最も痔になりやすいのは妊娠後期や出産のときで、痔核を持っている人は血栓性外痔核や痔核の脱出が起こる可能性があるので気を付けなければいけません。
また、妊娠して黄体ホルモンが多く分泌されると、腸の働きの低下に繋がるため、妊娠前は便秘ではなかった人も便秘になるリスクが高くなります。
そして、排便時にいきみ過ぎてしまい、肛門周りの粘膜が裂けて切れ痔を発症する場合もあるので注意が必要です。
出産
出産のときは、かなり強くいきむことになります。その際、強いいきみで会陰(小陰唇の下端と肛門の間に位置する部位)が裂けることもありますが、その傷が直腸まで達した場合、便が漏れる可能性もあります。
また、裂けた部分を縫合することで、肛門を閉じる機能が弱くなる場合もあります。
授乳
授乳を開始すると、体の水分量が低下しますので、便秘になる可能性が高くなります。さらに、育児によって生活習慣が不規則になり疲労やストレスが溜まると便秘を引き起こすこともあります。

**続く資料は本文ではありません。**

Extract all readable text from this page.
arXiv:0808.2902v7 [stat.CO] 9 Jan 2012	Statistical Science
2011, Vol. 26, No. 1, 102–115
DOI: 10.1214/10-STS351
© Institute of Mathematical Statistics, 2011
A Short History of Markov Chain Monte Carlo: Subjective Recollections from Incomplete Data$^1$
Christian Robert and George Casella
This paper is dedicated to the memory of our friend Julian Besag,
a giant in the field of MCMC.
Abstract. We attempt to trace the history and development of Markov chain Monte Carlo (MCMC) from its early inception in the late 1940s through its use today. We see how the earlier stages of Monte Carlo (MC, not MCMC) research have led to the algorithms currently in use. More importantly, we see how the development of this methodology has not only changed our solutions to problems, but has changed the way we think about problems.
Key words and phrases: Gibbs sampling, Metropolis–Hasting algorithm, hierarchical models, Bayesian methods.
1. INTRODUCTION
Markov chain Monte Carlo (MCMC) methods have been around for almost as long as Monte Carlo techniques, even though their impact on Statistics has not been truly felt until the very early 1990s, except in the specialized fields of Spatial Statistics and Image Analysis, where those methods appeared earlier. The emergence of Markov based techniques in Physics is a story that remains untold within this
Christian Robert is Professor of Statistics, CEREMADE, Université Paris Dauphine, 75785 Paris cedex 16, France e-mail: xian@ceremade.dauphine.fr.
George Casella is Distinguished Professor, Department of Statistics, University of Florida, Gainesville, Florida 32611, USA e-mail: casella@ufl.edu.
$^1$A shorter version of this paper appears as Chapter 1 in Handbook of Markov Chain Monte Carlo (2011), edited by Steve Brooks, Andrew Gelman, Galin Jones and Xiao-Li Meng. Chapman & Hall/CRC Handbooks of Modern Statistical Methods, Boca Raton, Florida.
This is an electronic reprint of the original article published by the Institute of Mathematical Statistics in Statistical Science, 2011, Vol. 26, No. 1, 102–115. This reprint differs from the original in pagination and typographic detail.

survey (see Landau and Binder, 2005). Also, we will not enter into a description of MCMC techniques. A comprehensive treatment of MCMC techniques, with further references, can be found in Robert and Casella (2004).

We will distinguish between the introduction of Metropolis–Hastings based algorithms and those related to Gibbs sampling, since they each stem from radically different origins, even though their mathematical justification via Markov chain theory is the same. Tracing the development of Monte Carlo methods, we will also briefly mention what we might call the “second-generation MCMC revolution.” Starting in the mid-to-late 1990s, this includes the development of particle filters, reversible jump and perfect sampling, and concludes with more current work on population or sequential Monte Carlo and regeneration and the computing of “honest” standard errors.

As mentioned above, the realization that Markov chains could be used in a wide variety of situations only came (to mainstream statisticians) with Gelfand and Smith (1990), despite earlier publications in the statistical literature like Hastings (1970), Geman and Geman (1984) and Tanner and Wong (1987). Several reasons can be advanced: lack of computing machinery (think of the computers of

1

また、トイレに行きたくても育児を優先し、便意を逃すことで便秘に繋がるケースもあります。
便秘にならないための注意点
ダイエットは医師に相談を
食事を抜くなどの過度なダイエットは、便秘を引き起こします。
そのため、医師に相談してからダイエットを始めることをお勧めいたします。
便意を感じたらトイレへ
便意の我慢が続くと、徐々に便意を感じないようになっていきます。
女性は家事などを優先してしまいがちで、トイレに行くタイミングを逃す人も少なくありません。
便秘を予防するために、便意を感じたら速やかにトイレに行きましょう。
規則正しい生活習慣を
毎日、同じ時間帯に起床し、朝ごはんと水分摂取を行いましょう。規則正しい生活習慣を身に付けると、排便も規則正しくなります。
食生活の改善を
朝昼晩の3食をできるだけ同じ時間で食べましょう。
また、食物繊維を多く摂り、栄養に偏りのない食事を意識してください。
体を冷やさない意識を
体が冷えることで肛門周りの血液の流れが悪くなり、痔になる恐れがあります。
そのため、体が冷えやすい冬は痔が酷くなりやすい時期でもあります。
また、暑い夏にエアコンをつけて涼しい部屋にいても、体が冷えて血液の流れが悪くなり、痔になる可能性もあります。
女性はホルモンの影響を受けて体が冷えやすい方もいますので、エアコンの設定温度に注意したり、服装で冷えを防いだりすることが大切です。